In an alternative embodiment, the data format information includes data interface information; the data processing module comprises:
the data interface configuration submodule is used for inputting the data interface information into a pre-configured data processing tool, and the data processing tool configures the data interface information to obtain data interface configuration information; the data interface configuration information is configuration information used for selecting a plurality of data tables from the service data to be combined or selecting a plurality of subareas and/or barrel fields to be combined.
In an optional embodiment, the data format information further includes interface list information; the data processing module further comprises:
the interface list configuration submodule is used for inputting the interface list information into the data processing tool, and the data processing tool configures the interface list information to obtain interface list configuration information; the interface list configuration information is configuration information used for performing data authority control on the service data or filtering invalid data in the service data.
In an alternative embodiment, the interface list information includes information for configuring an interface; the data processing tool comprises a pasting layer configuration module; the interface list configuration submodule includes:
the configuration interface information import unit is used for importing information for configuring an interface into the source layer configuration module and exporting the source layer configuration information from the source layer configuration module interface; the source layer configuration information comprises at least one of configuration information for data loading on the outer surface, configuration information for data processing on the inner surface, data quality management configuration information, data acquisition configuration information and interface export configuration information.
In an alternative embodiment, the interface list information includes information for configuring a data model; the data processing tool includes a common process layer configuration module; the interface list configuration sub-module further includes:
the configuration data model information import unit is used for importing information for configuring a data model into the common processing layer configuration module, and exporting the common processing layer configuration information through the common processing layer configuration module interface; the common processing layer configuration information includes at least one of data common processing configuration information and interface structure configuration information.

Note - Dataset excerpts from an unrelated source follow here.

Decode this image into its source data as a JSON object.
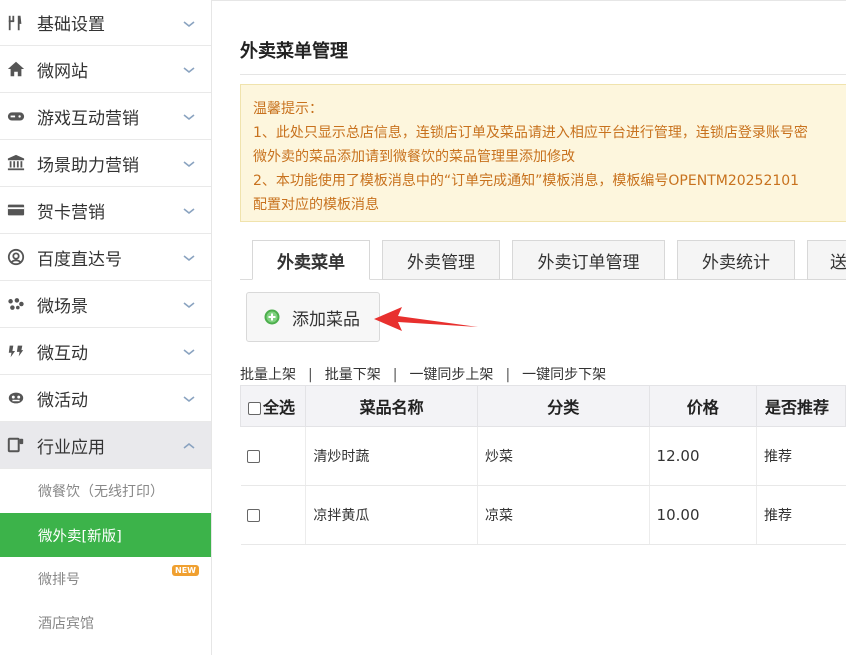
{
  "sidebar": {
    "items": [
      {
        "label": "基础设置",
        "icon": "utensils-icon"
      },
      {
        "label": "微网站",
        "icon": "home-icon"
      },
      {
        "label": "游戏互动营销",
        "icon": "gamepad-icon"
      },
      {
        "label": "场景助力营销",
        "icon": "bank-icon"
      },
      {
        "label": "贺卡营销",
        "icon": "card-icon"
      },
      {
        "label": "百度直达号",
        "icon": "baidu-icon"
      },
      {
        "label": "微场景",
        "icon": "scene-icon"
      },
      {
        "label": "微互动",
        "icon": "interaction-icon"
      },
      {
        "label": "微活动",
        "icon": "activity-icon"
      },
      {
        "label": "行业应用",
        "icon": "industry-icon"
      }
    ],
    "sub_items": [
      {
        "label": "微餐饮（无线打印）"
      },
      {
        "label": "微外卖[新版]"
      },
      {
        "label": "微排号",
        "badge": "NEW"
      },
      {
        "label": "酒店宾馆"
      }
    ]
  },
  "main": {
    "title": "外卖菜单管理",
    "tips": [
      "温馨提示：",
      "1、此处只显示总店信息，连锁店订单及菜品请进入相应平台进行管理，连锁店登录账号密",
      "微外卖的菜品添加请到微餐饮的菜品管理里添加修改",
      "2、本功能使用了模板消息中的“订单完成通知”模板消息，模板编号OPENTM20252101",
      "配置对应的模板消息"
    ],
    "tabs": [
      "外卖菜单",
      "外卖管理",
      "外卖订单管理",
      "外卖统计",
      "送"
    ],
    "add_button": "添加菜品",
    "batch_actions": [
      "批量上架",
      "批量下架",
      "一键同步上架",
      "一键同步下架"
    ],
    "table": {
      "select_all": "全选",
      "headers": [
        "菜品名称",
        "分类",
        "价格",
        "是否推荐"
      ],
      "rows": [
        {
          "name": "清炒时蔬",
          "category": "炒菜",
          "price": "12.00",
          "recommend": "推荐"
        },
        {
          "name": "凉拌黄瓜",
          "category": "凉菜",
          "price": "10.00",
          "recommend": "推荐"
        }
      ]
    }
  },
  "colors": {
    "accent_green": "#3cb34a",
    "tips_text": "#c8721e",
    "tips_bg": "#fdf6dd",
    "arrow_red": "#e8302e"
  }
}
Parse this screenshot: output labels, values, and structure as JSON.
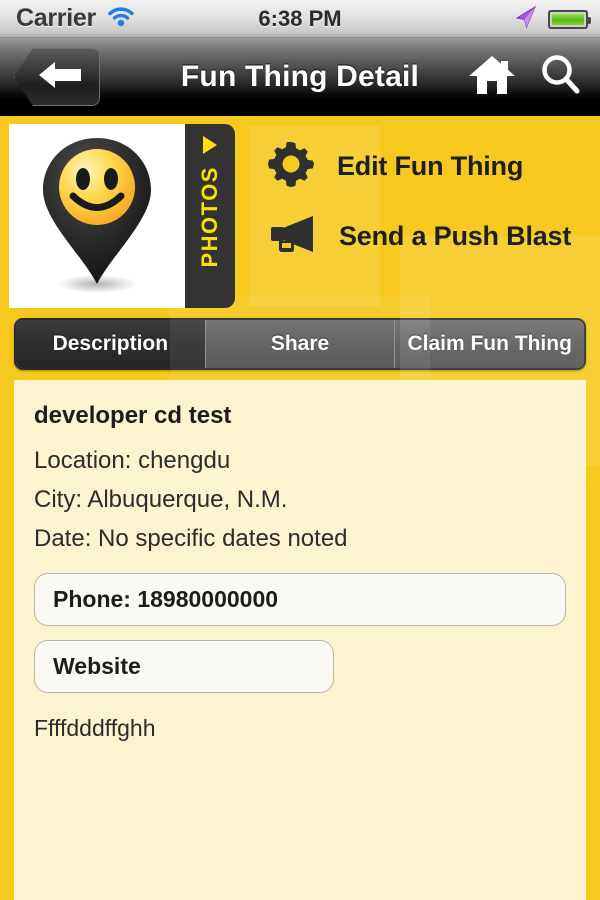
{
  "status_bar": {
    "carrier": "Carrier",
    "wifi_icon": "wifi-icon",
    "time": "6:38 PM",
    "location_icon": "location-arrow-icon",
    "battery_icon": "battery-icon",
    "battery_color": "#5cba16"
  },
  "nav_bar": {
    "back_icon": "back-arrow-icon",
    "title": "Fun Thing Detail",
    "home_icon": "home-icon",
    "search_icon": "search-icon"
  },
  "hero": {
    "thumbnail_icon": "map-pin-smiley-icon",
    "photos_tab_label": "PHOTOS",
    "photos_tab_arrow_icon": "play-triangle-icon",
    "actions": [
      {
        "icon": "gear-icon",
        "label": "Edit Fun Thing"
      },
      {
        "icon": "megaphone-icon",
        "label": "Send a Push Blast"
      }
    ]
  },
  "tabs": [
    {
      "label": "Description",
      "active": true
    },
    {
      "label": "Share",
      "active": false
    },
    {
      "label": "Claim Fun Thing",
      "active": false
    }
  ],
  "detail": {
    "title": "developer cd test",
    "lines": [
      "Location: chengdu",
      "City: Albuquerque, N.M.",
      "Date: No specific dates noted"
    ],
    "phone_field": "Phone: 18980000000",
    "website_field": "Website",
    "description": "Ffffdddffghh"
  },
  "theme": {
    "brand_yellow": "#F5C91E",
    "panel_cream": "#FBF4CE",
    "accent_yellow": "#F9E300",
    "dark": "#2e2e2e"
  }
}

In an alternative embodiment, the interface list information includes information for interface subscriptions; the data processing tool comprises an interface subscription management configuration module; the interface list configuration sub-module further includes:
the interface subscription information importing unit is used for importing the information for interface subscription into the interface subscription management configuration module, and exporting the interface subscription management configuration information by the interface subscription management configuration module; the interface subscription management configuration information includes at least one of data offload configuration information and data distribution configuration information.
In an optional embodiment, the apparatus further comprises:
the verification module is used for verifying the information for configuration in the data format information according to predefined verification logic;
the verification failure module is used for sending out prompt information of verification failure if the information for configuration does not accord with the verification logic;
and the verification success module is used for inputting the data format information into a pre-configured data processing tool for processing to obtain a target operation configuration template if the information for configuration conforms to the verification logic.
In the embodiment of the invention, the data format information aiming at the business data is obtained by configuring the functional architecture of the data processing tool, the data format information is input into the pre-configured data processing tool for processing, and the big data ETL operation configuration file for configuring ETL operation aiming at the business data is exported according to the obtained operation configuration template aiming at the business data, so that the pre-configured data processing tool is suitable for Hadoop technical architecture, the automatic generation of the big data ETL operation is realized, the development work of the big data ETL operation is completed under the condition that the arranged data format information is only input into the pre-configured data processing tool without writing codes, and the technical difficulty of directly developing the big data ETL operation is reduced.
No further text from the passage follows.